The way to use NetworkManager is by first creating the suitable profiles ("connections").
Then, in a second step, activate the profile with `nmcli connection up "$PROFILE"`.
Theoretically possible, in practice probably not.
Can you elaborate on the value of that? How would you like to use that? It would be a larger effort, for something that does not seem like the right approach.
If you choose to use NetworkManager instead of initscripts (which we think you should and which we would love to see!!), then you anyway would need to adjust your integration from using initscript to talking to NetworkManager. At that point, you preferably would no longer just dump ifcfg files, but talk NetworkManager API.
Dumping files is not the optimal way to use NetworkManager.
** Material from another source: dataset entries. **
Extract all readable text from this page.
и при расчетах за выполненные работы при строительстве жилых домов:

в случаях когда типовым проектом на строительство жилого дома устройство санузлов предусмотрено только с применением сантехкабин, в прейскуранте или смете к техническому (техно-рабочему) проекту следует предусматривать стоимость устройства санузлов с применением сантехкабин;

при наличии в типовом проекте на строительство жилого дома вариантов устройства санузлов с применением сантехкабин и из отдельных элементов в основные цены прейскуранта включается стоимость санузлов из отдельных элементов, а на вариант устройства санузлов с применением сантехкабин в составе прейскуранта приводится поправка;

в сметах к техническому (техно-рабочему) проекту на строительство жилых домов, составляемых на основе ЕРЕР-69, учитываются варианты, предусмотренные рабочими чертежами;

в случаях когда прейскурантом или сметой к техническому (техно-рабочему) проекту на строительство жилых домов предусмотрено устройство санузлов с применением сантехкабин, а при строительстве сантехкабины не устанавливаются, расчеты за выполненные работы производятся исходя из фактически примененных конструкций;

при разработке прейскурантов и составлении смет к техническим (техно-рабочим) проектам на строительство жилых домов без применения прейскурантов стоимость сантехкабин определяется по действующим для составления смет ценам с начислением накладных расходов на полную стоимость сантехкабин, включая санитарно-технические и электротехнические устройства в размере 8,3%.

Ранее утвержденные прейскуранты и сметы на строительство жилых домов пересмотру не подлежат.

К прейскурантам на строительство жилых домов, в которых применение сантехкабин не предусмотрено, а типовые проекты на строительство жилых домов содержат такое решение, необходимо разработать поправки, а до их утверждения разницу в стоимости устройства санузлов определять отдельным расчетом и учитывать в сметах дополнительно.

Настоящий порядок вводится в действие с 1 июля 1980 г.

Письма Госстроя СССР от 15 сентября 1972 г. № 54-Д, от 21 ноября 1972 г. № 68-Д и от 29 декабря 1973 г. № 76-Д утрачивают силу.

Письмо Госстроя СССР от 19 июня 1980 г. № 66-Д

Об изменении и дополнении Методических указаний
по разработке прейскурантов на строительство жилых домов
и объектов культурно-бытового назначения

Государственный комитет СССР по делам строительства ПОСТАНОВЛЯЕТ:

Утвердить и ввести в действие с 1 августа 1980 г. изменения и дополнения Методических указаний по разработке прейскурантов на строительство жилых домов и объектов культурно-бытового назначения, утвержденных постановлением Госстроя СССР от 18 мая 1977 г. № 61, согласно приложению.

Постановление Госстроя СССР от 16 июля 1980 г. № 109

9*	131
If you really just want to dump files, you can put them in keyfile format to /etc/NetworkManager/system-connections. See `man nm-settings-keyfile` for some details about the file format. Also, if you are interested in how the file would look like, a try+error approach seems helpful too. I mean: first use nmcli to configure the desired profile, and look how the generated profile looks in keyfile format. See examples in `man nm-openvswitch`.
I'm closing this. It works as designed, that is, poorly.
Unfortunately there's not much we can do about keeping compatible with the poor design of openvswitch ifcfg files.